Salió rápido para decirme que era una «comadre», mujer indígena tarahumara que vive en Chihuahua, México, que pedía «korima», ayuda.

Coloqué unas monedas en la mano de mi pequeño y se las dio. La mujer preguntó si tenía ropa y le dije que sí. La invite a sentarse en la sala junto con sus dos hijos, pues hacía mucho frío y se veía que la pasaban mal. Saqué ropa para su niñita, le di una cobija, calcetas, zapatos, leche calientita, comida y medicina par su hija que traía mucha tos con flemas.

Mi niño le regaló un juguete a su hijo y una sudadera que se puso inmediatamente, pues tenía la nariz roja y los labios morados a causa del frío. Antes de salir les dije: «Que Dios los bendiga».

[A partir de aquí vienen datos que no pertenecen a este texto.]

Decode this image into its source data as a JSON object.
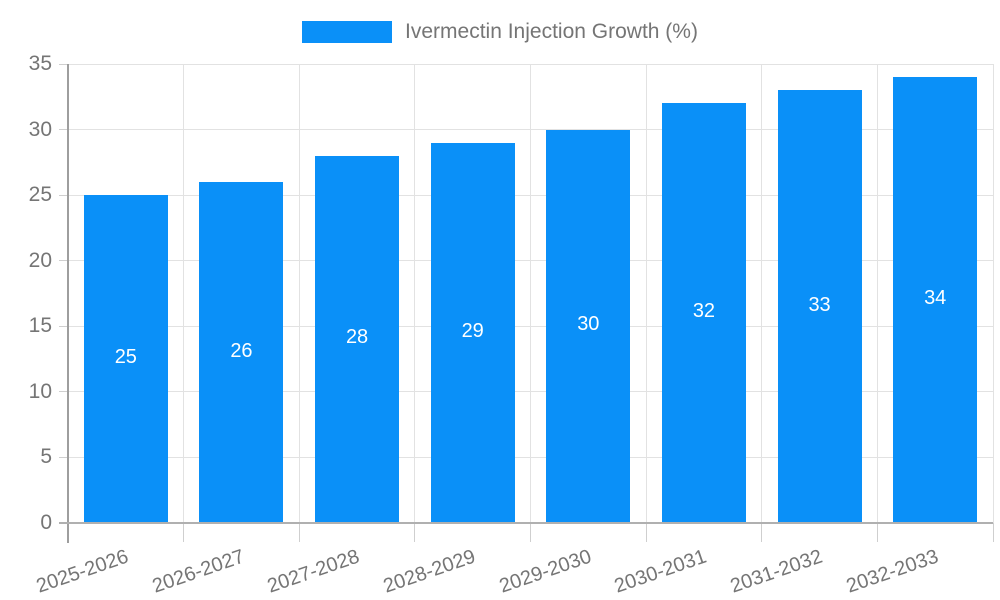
{
  "chart_data": {
    "type": "bar",
    "title": "",
    "legend": {
      "position": "top",
      "label": "Ivermectin Injection Growth (%)"
    },
    "categories": [
      "2025-2026",
      "2026-2027",
      "2027-2028",
      "2028-2029",
      "2029-2030",
      "2030-2031",
      "2031-2032",
      "2032-2033"
    ],
    "values": [
      25,
      26,
      28,
      29,
      30,
      32,
      33,
      34
    ],
    "xlabel": "",
    "ylabel": "",
    "ylim": [
      0,
      35
    ],
    "yticks": [
      0,
      5,
      10,
      15,
      20,
      25,
      30,
      35
    ],
    "grid": "horizontal-and-vertical",
    "value_labels": "inside-bar-middle",
    "colors": {
      "bar": "#0a90f8",
      "value_label": "#ffffff",
      "axis_text": "#757575",
      "gridline": "#e2e2e2",
      "axis_line": "#9e9e9e",
      "baseline": "#b0b0b0",
      "tick": "#cfcfcf",
      "background": "#ffffff"
    }
  }
}
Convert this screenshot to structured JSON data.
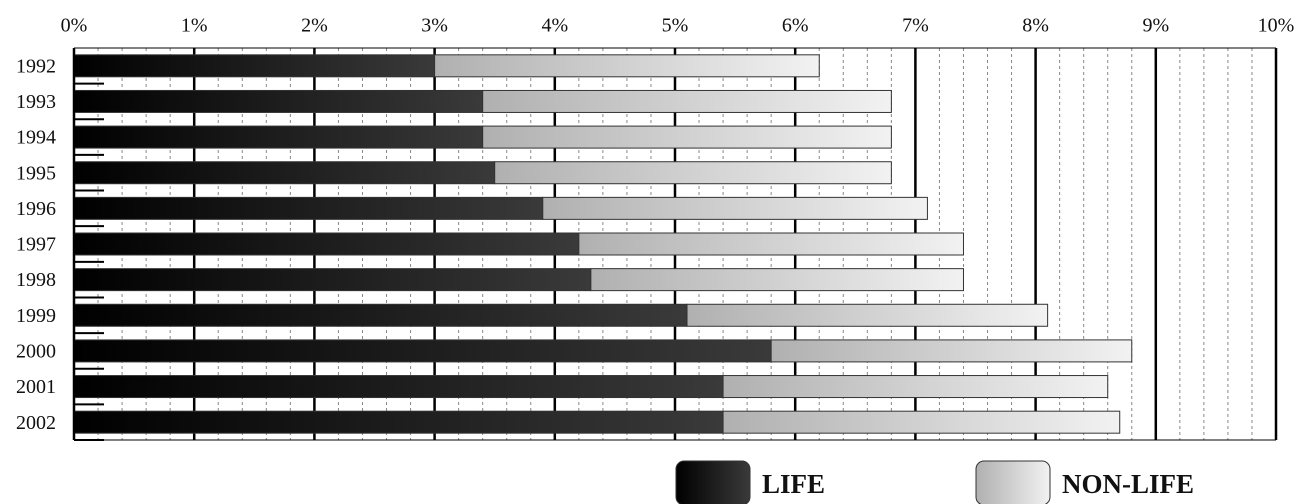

Al cerrar la puerta, mi pequeño me preguntó por qué los había ayudado. Le contesté que en la Biblia dice que cuando ayudamos a los demás es como si a Jesús mismo le hiciéramos ese bien. «¡Jesús estuvo aquí, él nos visitó esta mañana, hijo!», le dije a mi niño y lloré.

«No llores mamita, debes estar contenta porque Jesús vino a nuestra casita, ¿verdad?».

El rey les responderá: «Les aseguro que todo lo que hicieron por uno de mis hermanos, aun por el más pequeño, lo hicieron por mí» —Mateo 25:40.

Ese día fue tan especial que no lo olvidaré nunca, pues no había ayudado a alguien con tanto amor como esa vez.

Con qué facilidad rechazamos a los necesitados o hacemos como que no los vemos; y peor aún, mentimos diciendo que no podemos ayudar cuando el Señor nos ha dado tanto.

Que el Señor nos perdone por perdernos la oportunidad de convivir con él de esta manera. Recordemos que «hay mas dicha en dar que en recibir» (Hech. 20:35).